Conforme a sondagem da Accenture, uma nova categoria de empresas surgiu desde o início da crise sanitária. Os Leapfroggers são aquelas firmas que reduziram o cronograma da transformação digital por meio de estratégias tecnológicas agressivas e progressivas, convertendo os desafios do ano passado em oportunidades e vantagens competitivas. “O grupo se destaca pela capacidade de encontrar rapidamente o equilíbrio entre a força dos sistemas e o aumento da inovação”, destaca o relatório.

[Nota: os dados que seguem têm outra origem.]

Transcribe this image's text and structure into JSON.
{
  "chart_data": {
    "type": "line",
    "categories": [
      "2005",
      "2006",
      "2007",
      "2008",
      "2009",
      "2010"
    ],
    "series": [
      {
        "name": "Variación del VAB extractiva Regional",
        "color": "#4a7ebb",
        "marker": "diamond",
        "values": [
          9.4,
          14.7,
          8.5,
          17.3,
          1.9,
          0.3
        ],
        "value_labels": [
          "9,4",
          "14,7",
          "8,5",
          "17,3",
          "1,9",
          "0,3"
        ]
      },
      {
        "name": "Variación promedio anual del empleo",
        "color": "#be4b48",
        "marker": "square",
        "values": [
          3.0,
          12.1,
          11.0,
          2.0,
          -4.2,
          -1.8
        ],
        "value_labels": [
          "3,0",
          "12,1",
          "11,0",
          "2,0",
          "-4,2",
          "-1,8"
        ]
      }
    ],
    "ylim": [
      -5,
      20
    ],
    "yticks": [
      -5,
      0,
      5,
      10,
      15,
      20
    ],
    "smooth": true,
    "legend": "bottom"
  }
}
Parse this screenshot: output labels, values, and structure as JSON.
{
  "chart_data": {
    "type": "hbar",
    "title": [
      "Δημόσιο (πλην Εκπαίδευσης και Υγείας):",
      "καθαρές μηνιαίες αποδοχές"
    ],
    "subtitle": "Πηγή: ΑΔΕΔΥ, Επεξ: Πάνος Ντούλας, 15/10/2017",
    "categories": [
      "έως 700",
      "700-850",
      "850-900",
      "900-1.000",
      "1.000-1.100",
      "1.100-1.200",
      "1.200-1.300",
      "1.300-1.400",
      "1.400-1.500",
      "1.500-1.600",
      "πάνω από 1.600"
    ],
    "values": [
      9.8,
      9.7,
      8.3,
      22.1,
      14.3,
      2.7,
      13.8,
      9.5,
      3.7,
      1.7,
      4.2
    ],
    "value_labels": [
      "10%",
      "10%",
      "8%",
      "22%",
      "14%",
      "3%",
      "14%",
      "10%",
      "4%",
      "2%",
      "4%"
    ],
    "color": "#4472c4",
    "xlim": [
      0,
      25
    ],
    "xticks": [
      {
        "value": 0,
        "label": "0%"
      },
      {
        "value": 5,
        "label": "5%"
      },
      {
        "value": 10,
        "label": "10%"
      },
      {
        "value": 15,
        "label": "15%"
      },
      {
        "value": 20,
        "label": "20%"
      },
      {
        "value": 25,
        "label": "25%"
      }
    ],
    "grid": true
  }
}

“Nosso estudo avaliou as empresas de acordo com o conceito de Systems Strength, que mede o nível de adoção tecnológica, a aplicação de tecnologias em larga escala e a prontidão organizacional e cultural para inovação habilitada por tecnologia. Empresas com pontuação alta nesse quesito tiveram crescimento bem acima das demais”, afirmou Ramnath Venkataraman, líder global de Serviços Globais Integrados da Accenture Technology. “Enquanto isso, os Leapfroggers também demonstram tremendo progresso por meio da manutenção dos quesitos de Systems Strength e levam a inovação para todas as áreas da empresa. No momento, o faturamento dos Leapfroggers vem crescendo quatro vezes mais rápido do que o das demais empresas.”

O levantamento ouviu 4.300 profissionais e classificou as companhias como Líderes (10% principais da amostra total), Leapfroggers (18% da amostra) e Retardatários (últimos 25%) e analisou o desempenho financeiro de cada grupo.